As unbelievable as this paradox may seem, gross national product (GNP) numbers back it up. Since World War II (and the invention of the transistor in 1948), annual productivity grew by 3% until 1973, followed by years of 1% growth in the 1970s and 1980s, periods of inflation, recession, unemployment and budget deficits, as the article explained.
A turnaround occurred in 1995 when GNP began rising by 2% per year, coincident with a dramatic drop in computer costs. Some economists hypothesize that Moore's Law is finally paying off. One observer commented that it took companies that long to learn how to utilize the technology to best suit their businesses.
In my own experience, computing power is a logical contributor to productivity. Using the Internet, one can simply perform in-depth research on evolution, illnesses, technology, industries, sports, etc. Modern electronics allows individuals to inexpensively produce their own film or publish their own novel. We can download news from various countries that we barely had access to 10 years ago.
At my company (Cahners Business Information), we are eliminating the processing of film and now produce magazines using a completely computerized process. While one might expect this change to immediately increase efficiency, we found the process created a whole new set of issues - temporarily increasing resource allocation while the bugs were being worked out. We now are beginning to realize the productivity benefits.

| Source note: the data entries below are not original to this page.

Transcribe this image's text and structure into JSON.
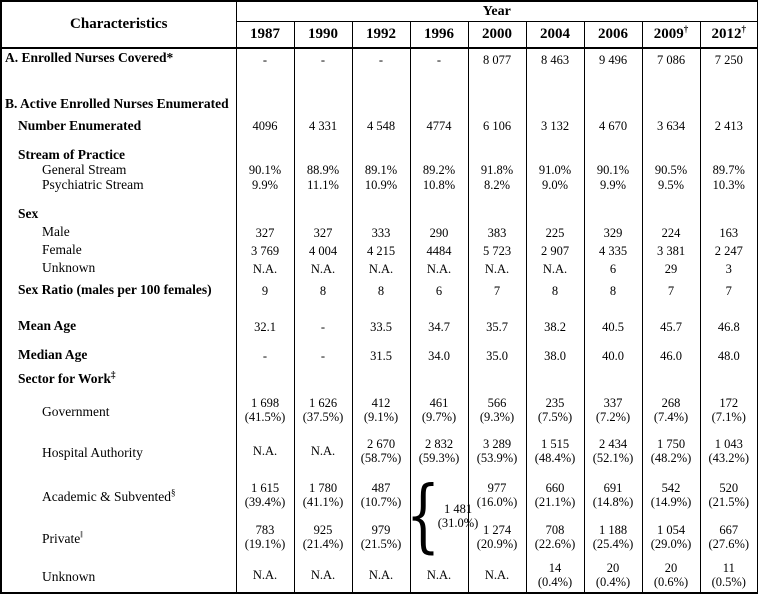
{
  "table": {
    "characteristics_header": "Characteristics",
    "year_header": "Year",
    "years": [
      {
        "label": "1987",
        "sup": ""
      },
      {
        "label": "1990",
        "sup": ""
      },
      {
        "label": "1992",
        "sup": ""
      },
      {
        "label": "1996",
        "sup": ""
      },
      {
        "label": "2000",
        "sup": ""
      },
      {
        "label": "2004",
        "sup": ""
      },
      {
        "label": "2006",
        "sup": ""
      },
      {
        "label": "2009",
        "sup": "†"
      },
      {
        "label": "2012",
        "sup": "†"
      }
    ],
    "merged_1996": {
      "brace": "{",
      "value": "1 481\n(31.0%)"
    },
    "rows": [
      {
        "name": "enrolled-covered",
        "label": "A. Enrolled Nurses Covered*",
        "sup": "",
        "values": [
          "-",
          "-",
          "-",
          "-",
          "8 077",
          "8 463",
          "9 496",
          "7 086",
          "7 250"
        ]
      },
      {
        "name": "active-enumerated-heading",
        "label": "B. Active Enrolled Nurses Enumerated",
        "sup": "",
        "values": null
      },
      {
        "name": "number-enumerated",
        "label": "Number Enumerated",
        "sup": "",
        "values": [
          "4096",
          "4 331",
          "4 548",
          "4774",
          "6 106",
          "3 132",
          "4 670",
          "3 634",
          "2 413"
        ]
      },
      {
        "name": "stream-heading",
        "label": "Stream of Practice",
        "sup": "",
        "values": null
      },
      {
        "name": "general-stream",
        "label": "General Stream",
        "sup": "",
        "values": [
          "90.1%",
          "88.9%",
          "89.1%",
          "89.2%",
          "91.8%",
          "91.0%",
          "90.1%",
          "90.5%",
          "89.7%"
        ]
      },
      {
        "name": "psychiatric-stream",
        "label": "Psychiatric Stream",
        "sup": "",
        "values": [
          "9.9%",
          "11.1%",
          "10.9%",
          "10.8%",
          "8.2%",
          "9.0%",
          "9.9%",
          "9.5%",
          "10.3%"
        ]
      },
      {
        "name": "sex-heading",
        "label": "Sex",
        "sup": "",
        "values": null
      },
      {
        "name": "sex-male",
        "label": "Male",
        "sup": "",
        "values": [
          "327",
          "327",
          "333",
          "290",
          "383",
          "225",
          "329",
          "224",
          "163"
        ]
      },
      {
        "name": "sex-female",
        "label": "Female",
        "sup": "",
        "values": [
          "3 769",
          "4 004",
          "4 215",
          "4484",
          "5 723",
          "2 907",
          "4 335",
          "3 381",
          "2 247"
        ]
      },
      {
        "name": "sex-unknown",
        "label": "Unknown",
        "sup": "",
        "values": [
          "N.A.",
          "N.A.",
          "N.A.",
          "N.A.",
          "N.A.",
          "N.A.",
          "6",
          "29",
          "3"
        ]
      },
      {
        "name": "sex-ratio",
        "label": "Sex Ratio (males per 100 females)",
        "sup": "",
        "values": [
          "9",
          "8",
          "8",
          "6",
          "7",
          "8",
          "8",
          "7",
          "7"
        ]
      },
      {
        "name": "mean-age",
        "label": "Mean Age",
        "sup": "",
        "values": [
          "32.1",
          "-",
          "33.5",
          "34.7",
          "35.7",
          "38.2",
          "40.5",
          "45.7",
          "46.8"
        ]
      },
      {
        "name": "median-age",
        "label": "Median Age",
        "sup": "",
        "values": [
          "-",
          "-",
          "31.5",
          "34.0",
          "35.0",
          "38.0",
          "40.0",
          "46.0",
          "48.0"
        ]
      },
      {
        "name": "sector-heading",
        "label": "Sector for Work",
        "sup": "‡",
        "values": null
      },
      {
        "name": "sector-government",
        "label": "Government",
        "sup": "",
        "values": [
          "1 698\n(41.5%)",
          "1 626\n(37.5%)",
          "412\n(9.1%)",
          "461\n(9.7%)",
          "566\n(9.3%)",
          "235\n(7.5%)",
          "337\n(7.2%)",
          "268\n(7.4%)",
          "172\n(7.1%)"
        ]
      },
      {
        "name": "sector-hospital-authority",
        "label": "Hospital Authority",
        "sup": "",
        "values": [
          "N.A.",
          "N.A.",
          "2 670\n(58.7%)",
          "2 832\n(59.3%)",
          "3 289\n(53.9%)",
          "1 515\n(48.4%)",
          "2 434\n(52.1%)",
          "1 750\n(48.2%)",
          "1 043\n(43.2%)"
        ]
      },
      {
        "name": "sector-academic-subvented",
        "label": "Academic & Subvented",
        "sup": "§",
        "values": [
          "1 615\n(39.4%)",
          "1 780\n(41.1%)",
          "487\n(10.7%)",
          null,
          "977\n(16.0%)",
          "660\n(21.1%)",
          "691\n(14.8%)",
          "542\n(14.9%)",
          "520\n(21.5%)"
        ]
      },
      {
        "name": "sector-private",
        "label": "Private",
        "sup": "‖",
        "values": [
          "783\n(19.1%)",
          "925\n(21.4%)",
          "979\n(21.5%)",
          null,
          "1 274\n(20.9%)",
          "708\n(22.6%)",
          "1 188\n(25.4%)",
          "1 054\n(29.0%)",
          "667\n(27.6%)"
        ]
      },
      {
        "name": "sector-unknown",
        "label": "Unknown",
        "sup": "",
        "values": [
          "N.A.",
          "N.A.",
          "N.A.",
          "N.A.",
          "N.A.",
          "14\n(0.4%)",
          "20\n(0.4%)",
          "20\n(0.6%)",
          "11\n(0.5%)"
        ]
      }
    ]
  }
}
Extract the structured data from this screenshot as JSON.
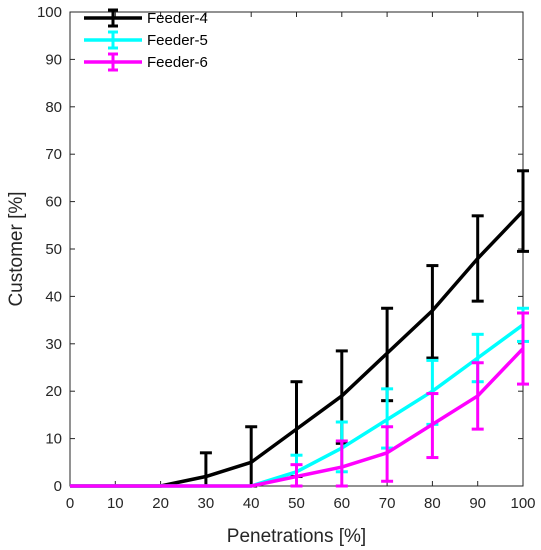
{
  "chart_data": {
    "type": "line",
    "title": "",
    "xlabel": "Penetrations [%]",
    "ylabel": "Customer [%]",
    "xlim": [
      0,
      100
    ],
    "ylim": [
      0,
      100
    ],
    "xticks": [
      0,
      10,
      20,
      30,
      40,
      50,
      60,
      70,
      80,
      90,
      100
    ],
    "yticks": [
      0,
      10,
      20,
      30,
      40,
      50,
      60,
      70,
      80,
      90,
      100
    ],
    "x": [
      0,
      10,
      20,
      30,
      40,
      50,
      60,
      70,
      80,
      90,
      100
    ],
    "grid": false,
    "legend_position": "top-left",
    "series": [
      {
        "name": "Feeder-4",
        "color": "#000000",
        "values": [
          0,
          0,
          0,
          2,
          5,
          12,
          19,
          28,
          37,
          48,
          58
        ],
        "err_low": [
          0,
          0,
          0,
          0,
          0,
          2,
          9,
          18,
          27,
          39,
          49.5
        ],
        "err_high": [
          0,
          0,
          0,
          7,
          12.5,
          22,
          28.5,
          37.5,
          46.5,
          57,
          66.5
        ]
      },
      {
        "name": "Feeder-5",
        "color": "#00FFFF",
        "values": [
          0,
          0,
          0,
          0,
          0,
          3,
          8,
          14,
          20,
          27,
          34
        ],
        "err_low": [
          0,
          0,
          0,
          0,
          0,
          0,
          3,
          8,
          13,
          22,
          30.5
        ],
        "err_high": [
          0,
          0,
          0,
          0,
          0,
          6.5,
          13.5,
          20.5,
          26.5,
          32,
          37.5
        ]
      },
      {
        "name": "Feeder-6",
        "color": "#FF00FF",
        "values": [
          0,
          0,
          0,
          0,
          0,
          2,
          4,
          7,
          13,
          19,
          29
        ],
        "err_low": [
          0,
          0,
          0,
          0,
          0,
          0,
          0,
          1,
          6,
          12,
          21.5
        ],
        "err_high": [
          0,
          0,
          0,
          0,
          0,
          4.5,
          9.5,
          12.5,
          19.5,
          26,
          36.5
        ]
      }
    ]
  }
}
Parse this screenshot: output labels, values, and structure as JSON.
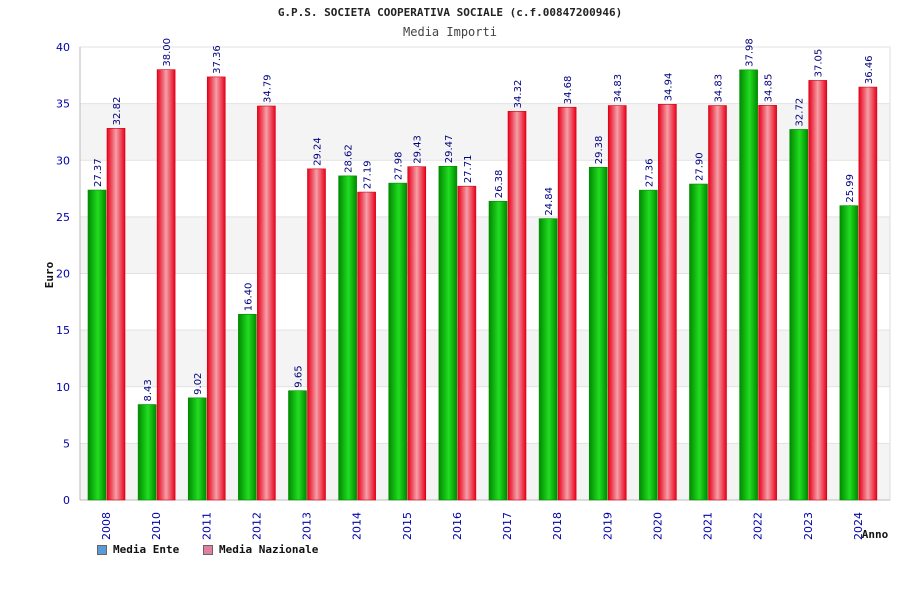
{
  "header": {
    "title": "G.P.S. SOCIETA COOPERATIVA SOCIALE (c.f.00847200946)",
    "subtitle": "Media Importi"
  },
  "legend": {
    "ente_label": "Media Ente",
    "nazionale_label": "Media Nazionale",
    "ente_color": "#5b9bd5",
    "nazionale_color": "#e0809f"
  },
  "colors": {
    "ente_bar": "#12b812",
    "ente_bar_dark": "#008a00",
    "nazionale_bar": "#f0404a",
    "nazionale_bar_dark": "#d40010",
    "axis_label": "#0000aa",
    "value_label": "#000080"
  },
  "chart_data": {
    "type": "bar",
    "title": "Media Importi",
    "xlabel": "Anno",
    "ylabel": "Euro",
    "ylim": [
      0,
      40
    ],
    "yticks": [
      0,
      5,
      10,
      15,
      20,
      25,
      30,
      35,
      40
    ],
    "categories": [
      "2008",
      "2010",
      "2011",
      "2012",
      "2013",
      "2014",
      "2015",
      "2016",
      "2017",
      "2018",
      "2019",
      "2020",
      "2021",
      "2022",
      "2023",
      "2024"
    ],
    "series": [
      {
        "name": "Media Ente",
        "values": [
          27.37,
          8.43,
          9.02,
          16.4,
          9.65,
          28.62,
          27.98,
          29.47,
          26.38,
          24.84,
          29.38,
          27.36,
          27.9,
          37.98,
          32.72,
          25.99
        ],
        "labels": [
          "27.37",
          "8.43",
          "9.02",
          "16.40",
          "9.65",
          "28.62",
          "27.98",
          "29.47",
          "26.38",
          "24.84",
          "29.38",
          "27.36",
          "27.90",
          "37.98",
          "32.72",
          "25.99"
        ]
      },
      {
        "name": "Media Nazionale",
        "values": [
          32.82,
          38.0,
          37.36,
          34.79,
          29.24,
          27.19,
          29.43,
          27.71,
          34.32,
          34.68,
          34.83,
          34.94,
          34.83,
          34.85,
          37.05,
          36.46
        ],
        "labels": [
          "32.82",
          "38.00",
          "37.36",
          "34.79",
          "29.24",
          "27.19",
          "29.43",
          "27.71",
          "34.32",
          "34.68",
          "34.83",
          "34.94",
          "34.83",
          "34.85",
          "37.05",
          "36.46"
        ]
      }
    ]
  }
}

So if we assume the "productivity paradox" has ended and our population is beginning to realize the economic rewards of computing, the hurdles ahead might be less about Moore's Law (though its continuation is essential), and more about making better use of technology. Then the notable engineers of tomorrow will create applications that go beyond improving lifestyles (i.e., making things easier), to perhaps tackling some of the large worldwide problems such as hunger, illiteracy and other social issues. By shifting focus from the "faster, smaller, cheaper" treadmill long enough to ask, "What is it we really want technology to do?" - we might enter a new period in history where unlimited opportunity serves us in inconceivable ways.